Not everyone that goes into a hospital is in grave danger, of course. Good things happens in hospitals too. Yet that doesn’t mean anyone particularly enjoys being a patient. Or waiting for a patient. Yet I found myself in that situation yesterday for several hours as a family member had an outpatient procedure performed.
Still, since I did have to wait there for a while, I had to point out that hospitals are excellent people-watching places. Always busy, with so many levels of staff for different departments moving in and out all of the time. Plus patients or others like me, waiting for patients. All sorts of potential questions about who every one is, what they are doing next, or what they just finished doing. It gets the writer an actor in me to thinking a bit.

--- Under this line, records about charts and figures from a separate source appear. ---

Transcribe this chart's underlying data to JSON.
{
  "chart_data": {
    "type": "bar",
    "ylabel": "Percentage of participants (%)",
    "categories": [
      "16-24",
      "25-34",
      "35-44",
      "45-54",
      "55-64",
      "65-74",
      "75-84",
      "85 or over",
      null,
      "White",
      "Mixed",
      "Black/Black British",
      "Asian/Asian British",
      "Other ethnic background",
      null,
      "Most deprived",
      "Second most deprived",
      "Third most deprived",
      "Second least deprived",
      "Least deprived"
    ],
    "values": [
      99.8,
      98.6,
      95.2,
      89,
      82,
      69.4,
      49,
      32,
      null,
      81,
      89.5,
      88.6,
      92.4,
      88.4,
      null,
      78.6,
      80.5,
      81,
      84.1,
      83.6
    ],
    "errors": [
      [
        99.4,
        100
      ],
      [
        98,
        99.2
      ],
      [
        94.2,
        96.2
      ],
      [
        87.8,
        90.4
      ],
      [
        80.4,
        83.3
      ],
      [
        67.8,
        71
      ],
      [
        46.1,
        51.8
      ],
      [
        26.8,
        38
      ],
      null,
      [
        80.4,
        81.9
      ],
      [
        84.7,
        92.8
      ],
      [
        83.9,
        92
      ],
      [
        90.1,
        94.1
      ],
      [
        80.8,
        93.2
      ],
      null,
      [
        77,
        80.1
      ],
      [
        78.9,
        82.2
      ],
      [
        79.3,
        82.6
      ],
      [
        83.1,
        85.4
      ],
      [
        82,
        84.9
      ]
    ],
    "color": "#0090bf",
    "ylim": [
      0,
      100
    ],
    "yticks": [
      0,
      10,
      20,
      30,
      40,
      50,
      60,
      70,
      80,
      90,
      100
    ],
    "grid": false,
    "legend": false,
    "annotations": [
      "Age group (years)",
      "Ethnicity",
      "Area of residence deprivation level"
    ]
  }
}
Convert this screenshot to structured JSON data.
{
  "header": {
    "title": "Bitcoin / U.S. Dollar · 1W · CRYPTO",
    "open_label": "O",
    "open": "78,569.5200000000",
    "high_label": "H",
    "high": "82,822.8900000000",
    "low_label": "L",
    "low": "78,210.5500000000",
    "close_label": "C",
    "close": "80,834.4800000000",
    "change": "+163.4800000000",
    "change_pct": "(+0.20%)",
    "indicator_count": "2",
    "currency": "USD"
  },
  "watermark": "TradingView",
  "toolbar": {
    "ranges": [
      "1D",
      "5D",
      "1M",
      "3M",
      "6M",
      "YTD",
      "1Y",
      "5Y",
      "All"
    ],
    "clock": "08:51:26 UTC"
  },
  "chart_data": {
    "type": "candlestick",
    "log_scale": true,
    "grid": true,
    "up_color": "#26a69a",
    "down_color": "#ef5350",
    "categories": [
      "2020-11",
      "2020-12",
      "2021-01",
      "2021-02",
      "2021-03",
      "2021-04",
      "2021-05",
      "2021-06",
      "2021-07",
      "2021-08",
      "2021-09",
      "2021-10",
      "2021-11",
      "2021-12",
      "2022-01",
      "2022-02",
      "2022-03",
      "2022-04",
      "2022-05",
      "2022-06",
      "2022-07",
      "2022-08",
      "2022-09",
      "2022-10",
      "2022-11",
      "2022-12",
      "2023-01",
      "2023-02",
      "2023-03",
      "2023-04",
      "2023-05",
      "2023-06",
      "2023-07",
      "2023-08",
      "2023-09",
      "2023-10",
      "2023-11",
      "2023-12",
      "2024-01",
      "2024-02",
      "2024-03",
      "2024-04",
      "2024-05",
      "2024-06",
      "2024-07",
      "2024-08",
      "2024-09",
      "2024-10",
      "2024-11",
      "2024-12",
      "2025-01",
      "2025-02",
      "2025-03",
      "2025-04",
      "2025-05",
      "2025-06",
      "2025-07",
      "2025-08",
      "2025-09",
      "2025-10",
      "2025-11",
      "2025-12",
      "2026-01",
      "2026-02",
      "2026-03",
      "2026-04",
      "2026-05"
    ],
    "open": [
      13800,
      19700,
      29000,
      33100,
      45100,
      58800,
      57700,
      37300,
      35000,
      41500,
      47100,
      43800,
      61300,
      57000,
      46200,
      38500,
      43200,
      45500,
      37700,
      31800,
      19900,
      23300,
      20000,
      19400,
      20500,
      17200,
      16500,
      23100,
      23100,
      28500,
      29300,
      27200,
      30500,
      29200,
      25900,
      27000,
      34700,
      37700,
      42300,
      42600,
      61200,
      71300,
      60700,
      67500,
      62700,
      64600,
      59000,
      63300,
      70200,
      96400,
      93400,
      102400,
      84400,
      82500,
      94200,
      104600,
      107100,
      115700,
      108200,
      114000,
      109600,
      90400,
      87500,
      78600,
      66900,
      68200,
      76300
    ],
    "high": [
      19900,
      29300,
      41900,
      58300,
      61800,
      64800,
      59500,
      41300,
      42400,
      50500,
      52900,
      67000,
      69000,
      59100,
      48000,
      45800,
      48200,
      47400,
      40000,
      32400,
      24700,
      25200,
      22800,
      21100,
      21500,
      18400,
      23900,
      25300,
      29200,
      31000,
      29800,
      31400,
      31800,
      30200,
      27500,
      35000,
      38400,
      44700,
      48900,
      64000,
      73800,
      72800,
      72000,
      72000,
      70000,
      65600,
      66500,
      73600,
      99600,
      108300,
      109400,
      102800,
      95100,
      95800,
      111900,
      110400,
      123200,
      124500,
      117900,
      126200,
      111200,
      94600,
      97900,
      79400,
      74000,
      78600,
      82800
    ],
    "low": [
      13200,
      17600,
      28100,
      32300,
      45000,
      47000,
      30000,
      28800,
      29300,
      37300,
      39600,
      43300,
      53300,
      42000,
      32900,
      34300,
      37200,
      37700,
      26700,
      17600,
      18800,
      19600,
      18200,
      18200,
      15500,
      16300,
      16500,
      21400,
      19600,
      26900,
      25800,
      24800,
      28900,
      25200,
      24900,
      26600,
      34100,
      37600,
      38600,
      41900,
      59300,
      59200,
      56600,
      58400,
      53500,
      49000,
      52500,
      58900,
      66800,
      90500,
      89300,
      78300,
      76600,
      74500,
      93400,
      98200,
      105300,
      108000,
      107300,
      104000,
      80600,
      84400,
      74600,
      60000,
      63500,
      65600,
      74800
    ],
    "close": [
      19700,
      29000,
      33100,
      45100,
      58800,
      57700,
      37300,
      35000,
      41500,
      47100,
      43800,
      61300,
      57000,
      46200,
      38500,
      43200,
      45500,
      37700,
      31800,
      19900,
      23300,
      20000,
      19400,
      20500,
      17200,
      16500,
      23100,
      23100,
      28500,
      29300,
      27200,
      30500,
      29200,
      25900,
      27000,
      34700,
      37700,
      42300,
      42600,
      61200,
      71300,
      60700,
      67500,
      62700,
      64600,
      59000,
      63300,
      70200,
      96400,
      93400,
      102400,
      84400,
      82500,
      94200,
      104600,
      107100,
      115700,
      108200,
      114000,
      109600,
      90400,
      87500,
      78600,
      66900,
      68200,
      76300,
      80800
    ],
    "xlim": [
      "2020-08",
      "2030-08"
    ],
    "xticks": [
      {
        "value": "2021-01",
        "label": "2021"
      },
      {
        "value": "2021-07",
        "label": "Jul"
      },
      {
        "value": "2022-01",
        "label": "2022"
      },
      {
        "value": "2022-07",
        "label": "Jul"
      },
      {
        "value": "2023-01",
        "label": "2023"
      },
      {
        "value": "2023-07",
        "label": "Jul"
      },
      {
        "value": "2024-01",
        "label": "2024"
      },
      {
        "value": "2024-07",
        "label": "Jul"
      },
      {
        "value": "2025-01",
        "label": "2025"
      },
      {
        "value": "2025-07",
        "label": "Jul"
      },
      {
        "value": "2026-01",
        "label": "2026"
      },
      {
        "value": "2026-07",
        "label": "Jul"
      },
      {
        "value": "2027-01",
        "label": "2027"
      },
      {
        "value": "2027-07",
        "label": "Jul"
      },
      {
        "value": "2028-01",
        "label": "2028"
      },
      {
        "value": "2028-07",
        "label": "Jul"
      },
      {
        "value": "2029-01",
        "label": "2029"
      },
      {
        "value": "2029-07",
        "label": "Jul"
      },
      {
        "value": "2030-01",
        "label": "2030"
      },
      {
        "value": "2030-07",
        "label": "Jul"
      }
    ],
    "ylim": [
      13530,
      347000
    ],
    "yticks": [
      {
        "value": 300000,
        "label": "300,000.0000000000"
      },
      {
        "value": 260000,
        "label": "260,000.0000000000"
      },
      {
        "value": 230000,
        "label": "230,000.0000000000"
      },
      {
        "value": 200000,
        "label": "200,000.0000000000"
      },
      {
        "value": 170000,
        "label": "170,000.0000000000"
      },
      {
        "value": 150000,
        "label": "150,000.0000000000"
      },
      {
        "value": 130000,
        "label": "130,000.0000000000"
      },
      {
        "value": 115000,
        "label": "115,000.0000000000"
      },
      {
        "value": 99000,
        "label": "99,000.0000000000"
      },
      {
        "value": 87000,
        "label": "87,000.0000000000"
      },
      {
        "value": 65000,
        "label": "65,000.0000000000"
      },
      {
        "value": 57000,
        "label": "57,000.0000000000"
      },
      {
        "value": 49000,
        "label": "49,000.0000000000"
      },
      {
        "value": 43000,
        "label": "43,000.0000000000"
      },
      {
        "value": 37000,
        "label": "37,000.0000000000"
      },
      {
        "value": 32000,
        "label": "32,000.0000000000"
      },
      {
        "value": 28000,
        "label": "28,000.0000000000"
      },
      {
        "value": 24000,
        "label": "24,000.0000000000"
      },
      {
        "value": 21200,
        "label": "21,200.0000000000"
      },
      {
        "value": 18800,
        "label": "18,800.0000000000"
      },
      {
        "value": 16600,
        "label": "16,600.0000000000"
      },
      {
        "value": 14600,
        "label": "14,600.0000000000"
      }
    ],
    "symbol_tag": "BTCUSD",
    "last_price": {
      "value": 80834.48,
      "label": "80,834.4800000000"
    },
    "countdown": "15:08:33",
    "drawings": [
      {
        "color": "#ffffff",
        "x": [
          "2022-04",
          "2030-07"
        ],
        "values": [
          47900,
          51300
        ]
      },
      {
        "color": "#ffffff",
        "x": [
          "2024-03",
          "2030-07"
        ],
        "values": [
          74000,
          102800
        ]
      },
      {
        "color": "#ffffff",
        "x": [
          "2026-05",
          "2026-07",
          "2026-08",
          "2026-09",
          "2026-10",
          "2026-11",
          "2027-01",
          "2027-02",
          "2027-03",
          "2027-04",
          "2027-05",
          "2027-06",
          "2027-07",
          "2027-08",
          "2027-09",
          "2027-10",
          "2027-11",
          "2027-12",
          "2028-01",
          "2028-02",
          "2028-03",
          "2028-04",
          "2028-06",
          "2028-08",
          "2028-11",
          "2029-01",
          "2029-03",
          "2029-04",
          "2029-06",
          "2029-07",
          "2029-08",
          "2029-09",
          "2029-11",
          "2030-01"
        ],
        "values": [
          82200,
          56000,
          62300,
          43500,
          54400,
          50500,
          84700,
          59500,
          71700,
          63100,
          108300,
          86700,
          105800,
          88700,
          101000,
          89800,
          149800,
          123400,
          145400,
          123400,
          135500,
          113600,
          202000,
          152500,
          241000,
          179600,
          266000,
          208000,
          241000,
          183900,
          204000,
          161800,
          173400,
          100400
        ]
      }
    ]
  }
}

And, as much as we try to avoid thinking dark things about hospitals, it cannot be denied that at times they can be dramatic places, with a sense of urgency to their proceedings. It just so happens that nothing urgent or dramatic occurred in the section i was waiting in yesterday, but somewhere in the building somebody was rushing to do something, no doubt. There is a certain energy in a hospital, even in the waiting areas, as a result of so many human stories and motivations descending into one small space.
I’m not suggesting that a writer go wait in a hospital just to get material. That would be macabre. But if you should find yourself in a hospital under a non-emergency or less than severe circumstance, take some time to think about just how much is going on within the building, and how important each of those things is. Life is preserved and improved there every moment, and you’ll see probably dozens of people going about that very important work every few minutes you’re in a waiting room. Might as well make the most of being there and consider that aspect of the experience, if you have nothing else to do for a few hours.